I just got back from my practice session over at the clubhouse. My sessions usually run the same – they start off with a couple of racks of straight shots, corner to corner, long-ways across the table. After I start poking them in (and, unfortunately, I do mean poke) with regularity, I switch to angle shots, placing the object ball just off the rail three diamonds up table from the corner (one diamond south of the side). After each shot, the object ball is placed back in this spot. I start this progression with the cue ball along the opposite side rail, one diamond north of the side. If I make the shot first try, I move the cue ball north one diamond and progress around the corner and along the end rail one diamond at a time till I’m shooting a straight in shot. If I miss along the way, my penalty is that I can’t move on until I make two in a row. When I complete this, I reverse everything so that I’m cutting in the opposite direction to the opposite corner… if you know what I mean. Sometimes I tell myself that I’m going to make up a chart and keep track of how many shots it takes me from day to day so that I can see if I’m actually improving, but I forget about it almost immediately. Next, I shoot some spot shots from both sides of the table varying the location of the cue ball. Then, I start playing nine ball by myself, setting the balls up in different formations, or just throwing them out on the table at random.
Of course, the most important part of my session involves practicing the shot or shots that caused me to be eliminated from the previous night’s tournament. Oh, God, I hate to think about it. I beat some good players last night but wound up missing an easy shot along the rail that would have left me with a straight in shot on the eight in the side. The Horror! Unfortunately this kind of thing is all too common. I’m pretty sure the problem lies with my stroke or with that series of spastic gyrations I call a stroke. I’m determined to make my stroke better. Today, I consciously exaggerated my follow through on every shot. I think I’m on the right track.
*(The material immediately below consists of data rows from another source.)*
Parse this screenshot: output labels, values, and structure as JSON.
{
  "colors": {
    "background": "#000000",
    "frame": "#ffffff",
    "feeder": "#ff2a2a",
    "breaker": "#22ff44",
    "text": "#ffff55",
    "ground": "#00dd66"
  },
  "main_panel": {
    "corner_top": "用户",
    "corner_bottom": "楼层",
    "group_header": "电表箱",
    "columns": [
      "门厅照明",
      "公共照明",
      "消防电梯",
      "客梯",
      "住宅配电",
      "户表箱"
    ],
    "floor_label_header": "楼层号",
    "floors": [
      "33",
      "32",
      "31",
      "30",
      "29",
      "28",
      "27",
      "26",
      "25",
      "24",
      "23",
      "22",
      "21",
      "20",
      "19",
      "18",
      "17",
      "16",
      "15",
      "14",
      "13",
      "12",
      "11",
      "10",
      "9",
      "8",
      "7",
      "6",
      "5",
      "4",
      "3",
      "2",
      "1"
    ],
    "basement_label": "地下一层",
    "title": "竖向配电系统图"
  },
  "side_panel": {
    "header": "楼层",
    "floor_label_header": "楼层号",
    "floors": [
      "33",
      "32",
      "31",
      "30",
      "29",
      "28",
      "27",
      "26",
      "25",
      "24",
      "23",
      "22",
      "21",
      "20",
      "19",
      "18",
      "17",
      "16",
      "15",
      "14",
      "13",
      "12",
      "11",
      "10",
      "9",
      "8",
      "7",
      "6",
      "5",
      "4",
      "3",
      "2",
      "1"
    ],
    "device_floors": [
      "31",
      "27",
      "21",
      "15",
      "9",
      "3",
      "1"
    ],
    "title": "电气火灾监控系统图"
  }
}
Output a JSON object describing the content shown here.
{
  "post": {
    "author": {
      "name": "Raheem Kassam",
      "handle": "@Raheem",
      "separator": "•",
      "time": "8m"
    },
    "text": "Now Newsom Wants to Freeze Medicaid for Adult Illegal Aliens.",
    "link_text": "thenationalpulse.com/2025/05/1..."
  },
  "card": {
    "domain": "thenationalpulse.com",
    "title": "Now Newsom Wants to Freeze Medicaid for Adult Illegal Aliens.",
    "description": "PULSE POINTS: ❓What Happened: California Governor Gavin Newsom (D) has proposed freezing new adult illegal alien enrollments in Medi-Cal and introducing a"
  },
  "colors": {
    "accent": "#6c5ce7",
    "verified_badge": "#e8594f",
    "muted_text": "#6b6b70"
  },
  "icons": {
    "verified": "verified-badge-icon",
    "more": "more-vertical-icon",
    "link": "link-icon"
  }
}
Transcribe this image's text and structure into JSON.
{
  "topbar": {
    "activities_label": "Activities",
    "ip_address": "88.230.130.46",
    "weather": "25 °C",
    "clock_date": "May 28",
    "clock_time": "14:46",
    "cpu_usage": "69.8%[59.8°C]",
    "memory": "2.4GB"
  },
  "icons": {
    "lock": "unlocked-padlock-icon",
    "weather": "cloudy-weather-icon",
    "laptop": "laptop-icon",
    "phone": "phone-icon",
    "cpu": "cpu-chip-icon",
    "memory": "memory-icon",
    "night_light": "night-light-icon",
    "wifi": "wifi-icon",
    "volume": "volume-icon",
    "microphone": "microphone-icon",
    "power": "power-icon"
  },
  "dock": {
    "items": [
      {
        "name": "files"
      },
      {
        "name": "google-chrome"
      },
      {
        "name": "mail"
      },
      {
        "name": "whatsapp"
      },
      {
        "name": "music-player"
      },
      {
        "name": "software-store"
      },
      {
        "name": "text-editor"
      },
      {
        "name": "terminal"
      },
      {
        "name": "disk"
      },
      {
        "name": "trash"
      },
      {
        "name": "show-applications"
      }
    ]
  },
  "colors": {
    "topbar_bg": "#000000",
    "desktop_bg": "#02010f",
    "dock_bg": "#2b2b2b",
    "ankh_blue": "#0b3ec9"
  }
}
Anyway, my good buddy, JP, is moving back to Tennessee in a couple weeks and with him gone I can’t see myself going to very many bar tourneys anymore. I played with the A-players at DJs in New Port Richey this past Thursday. I didn’t expect much of myself and wasn’t disappointed. The eventual winner blitzed me in my first match. And after jumping to a 2-0 lead in my second match, I made the mistake of waking my opponent up and paid the price as he came back and ran three games on me. Still, I had more fun than I would have at the bar tournament down the road. Who knows, someday I might actually win a match.